He daar, Witte!
Ik heb gisteren gespeeld met Bloem en Gazelle, twee
vriendinnen van me. Meisjes die mijn zusjes konden zijn. We hebben zo gelachen.Ik heb over jou verteld, Witte. Over je tocht naar de top van de Berg met de Witte Top waar de Goden wonen. Ze wilden me eerst niet geloven. Ik heb ze verteld hoe gek je bent en dat je een keikop bent, net als ik. En toen ging ik op mijn hoofd trommelen en klonk het eerder als een holle boomstam en moesten we lachen. Ik klonk als een holle keikop.

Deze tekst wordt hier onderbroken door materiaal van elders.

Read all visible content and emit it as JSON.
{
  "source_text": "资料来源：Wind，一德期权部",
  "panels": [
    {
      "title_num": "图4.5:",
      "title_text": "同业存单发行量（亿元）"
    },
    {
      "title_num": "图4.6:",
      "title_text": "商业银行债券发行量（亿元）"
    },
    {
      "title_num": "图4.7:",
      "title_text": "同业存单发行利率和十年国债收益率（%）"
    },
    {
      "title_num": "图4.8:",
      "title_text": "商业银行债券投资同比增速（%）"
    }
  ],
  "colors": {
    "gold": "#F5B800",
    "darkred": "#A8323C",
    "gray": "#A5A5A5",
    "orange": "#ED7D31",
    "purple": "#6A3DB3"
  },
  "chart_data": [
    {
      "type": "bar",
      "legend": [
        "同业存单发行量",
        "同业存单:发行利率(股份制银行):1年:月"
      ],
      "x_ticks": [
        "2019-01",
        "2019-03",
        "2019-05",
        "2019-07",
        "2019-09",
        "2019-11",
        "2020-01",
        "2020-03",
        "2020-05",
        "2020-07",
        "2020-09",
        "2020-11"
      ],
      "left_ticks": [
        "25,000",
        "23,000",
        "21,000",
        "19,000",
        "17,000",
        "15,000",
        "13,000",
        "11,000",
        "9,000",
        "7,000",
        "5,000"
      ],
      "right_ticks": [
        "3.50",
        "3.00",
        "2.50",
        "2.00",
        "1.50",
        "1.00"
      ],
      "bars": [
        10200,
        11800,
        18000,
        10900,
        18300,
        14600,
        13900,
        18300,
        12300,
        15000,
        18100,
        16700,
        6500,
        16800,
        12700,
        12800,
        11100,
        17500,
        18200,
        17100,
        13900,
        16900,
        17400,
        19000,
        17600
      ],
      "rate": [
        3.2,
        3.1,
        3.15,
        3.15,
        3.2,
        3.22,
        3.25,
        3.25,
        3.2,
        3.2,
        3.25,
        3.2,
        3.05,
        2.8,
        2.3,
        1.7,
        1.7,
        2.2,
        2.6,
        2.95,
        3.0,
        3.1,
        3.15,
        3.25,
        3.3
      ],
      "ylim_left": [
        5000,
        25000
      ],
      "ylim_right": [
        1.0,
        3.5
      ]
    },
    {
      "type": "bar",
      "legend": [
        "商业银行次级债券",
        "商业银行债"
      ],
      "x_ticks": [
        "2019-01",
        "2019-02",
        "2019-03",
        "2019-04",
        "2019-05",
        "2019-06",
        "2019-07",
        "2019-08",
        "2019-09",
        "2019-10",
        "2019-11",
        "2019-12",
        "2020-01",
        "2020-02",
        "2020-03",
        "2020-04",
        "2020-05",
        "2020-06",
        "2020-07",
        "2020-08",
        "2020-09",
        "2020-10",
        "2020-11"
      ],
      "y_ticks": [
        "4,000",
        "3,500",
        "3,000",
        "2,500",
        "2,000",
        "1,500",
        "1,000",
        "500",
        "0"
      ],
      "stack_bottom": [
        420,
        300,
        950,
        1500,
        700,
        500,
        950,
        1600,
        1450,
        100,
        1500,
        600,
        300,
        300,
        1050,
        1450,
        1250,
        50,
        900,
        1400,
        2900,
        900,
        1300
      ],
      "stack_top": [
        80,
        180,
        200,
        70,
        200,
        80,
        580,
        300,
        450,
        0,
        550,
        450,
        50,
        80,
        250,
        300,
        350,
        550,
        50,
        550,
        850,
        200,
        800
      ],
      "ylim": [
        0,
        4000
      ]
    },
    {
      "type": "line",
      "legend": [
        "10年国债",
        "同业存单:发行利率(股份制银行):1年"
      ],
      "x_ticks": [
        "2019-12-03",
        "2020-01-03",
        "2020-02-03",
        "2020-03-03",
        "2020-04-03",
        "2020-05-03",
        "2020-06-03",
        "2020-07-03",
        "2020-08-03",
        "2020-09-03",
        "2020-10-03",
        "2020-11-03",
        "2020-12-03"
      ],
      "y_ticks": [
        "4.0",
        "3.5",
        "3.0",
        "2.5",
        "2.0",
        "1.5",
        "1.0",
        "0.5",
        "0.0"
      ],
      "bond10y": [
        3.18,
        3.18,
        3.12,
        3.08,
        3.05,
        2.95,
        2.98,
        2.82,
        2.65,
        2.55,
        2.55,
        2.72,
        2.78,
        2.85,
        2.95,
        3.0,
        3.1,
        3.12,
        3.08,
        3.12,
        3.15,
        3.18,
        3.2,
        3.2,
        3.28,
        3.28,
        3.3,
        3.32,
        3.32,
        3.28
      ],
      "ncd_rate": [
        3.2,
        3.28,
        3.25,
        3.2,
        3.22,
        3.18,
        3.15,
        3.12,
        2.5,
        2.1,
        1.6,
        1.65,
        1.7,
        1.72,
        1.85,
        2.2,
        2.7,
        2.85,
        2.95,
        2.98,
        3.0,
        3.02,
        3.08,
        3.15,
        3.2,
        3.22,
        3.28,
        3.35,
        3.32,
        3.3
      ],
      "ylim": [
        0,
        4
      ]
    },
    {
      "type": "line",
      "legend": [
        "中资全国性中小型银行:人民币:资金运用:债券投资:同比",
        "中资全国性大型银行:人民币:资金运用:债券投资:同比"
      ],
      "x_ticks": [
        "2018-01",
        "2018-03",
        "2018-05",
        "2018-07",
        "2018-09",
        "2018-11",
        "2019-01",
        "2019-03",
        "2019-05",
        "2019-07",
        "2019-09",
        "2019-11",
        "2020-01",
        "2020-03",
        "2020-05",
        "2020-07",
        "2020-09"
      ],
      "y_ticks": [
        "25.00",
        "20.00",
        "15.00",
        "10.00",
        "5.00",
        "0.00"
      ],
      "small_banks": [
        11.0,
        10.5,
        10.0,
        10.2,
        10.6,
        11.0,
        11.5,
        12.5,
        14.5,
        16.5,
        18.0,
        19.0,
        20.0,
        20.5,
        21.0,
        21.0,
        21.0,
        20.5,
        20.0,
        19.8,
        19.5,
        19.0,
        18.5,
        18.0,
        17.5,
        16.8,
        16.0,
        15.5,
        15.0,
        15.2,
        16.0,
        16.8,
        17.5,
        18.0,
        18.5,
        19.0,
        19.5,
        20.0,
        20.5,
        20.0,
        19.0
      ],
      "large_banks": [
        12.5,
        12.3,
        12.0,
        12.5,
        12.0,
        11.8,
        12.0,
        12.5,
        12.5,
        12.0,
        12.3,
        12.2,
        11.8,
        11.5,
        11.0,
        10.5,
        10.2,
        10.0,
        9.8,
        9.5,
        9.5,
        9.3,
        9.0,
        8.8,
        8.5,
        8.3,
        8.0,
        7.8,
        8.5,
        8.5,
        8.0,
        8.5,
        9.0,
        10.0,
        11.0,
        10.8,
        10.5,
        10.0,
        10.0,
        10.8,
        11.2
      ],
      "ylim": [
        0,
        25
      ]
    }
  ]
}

We maakten met onze handen in het mulle zand een berg die
steeds hoger en hoger werd en dan gingen we erop staan en we stapten zo traag
als jij dat geschreven had: als een bejaard mevrouwtje dat achterwaarts stapt.
Zoooooo traag. En we vonden het zo onnozel en grappig. Mijn buik deed pijn van
het lachen.
Helemaal grappig werd het toen ik vertelde over je bleke
huid die je moet beschermen tegen onze zon en over je witte haren en over de
naam die ik je geef: Witte.
We slopen de hut van de dorpsoudste binnen en namen uit de
potten met kleurige klei die hij gebruikt om zichzelf en anderen te
beschilderen, een flinke klomp witgekleurde klei en we liepen tot bij de rivier
en verfden onze haren wit en we schminken ons gelaat wit en we speelden Witte
die de berg beklimt, stappend met kleine zuinige schuifelende stapjes, met onze
witte haren en onze witte gezichten en we huilden van het lachen, Witte.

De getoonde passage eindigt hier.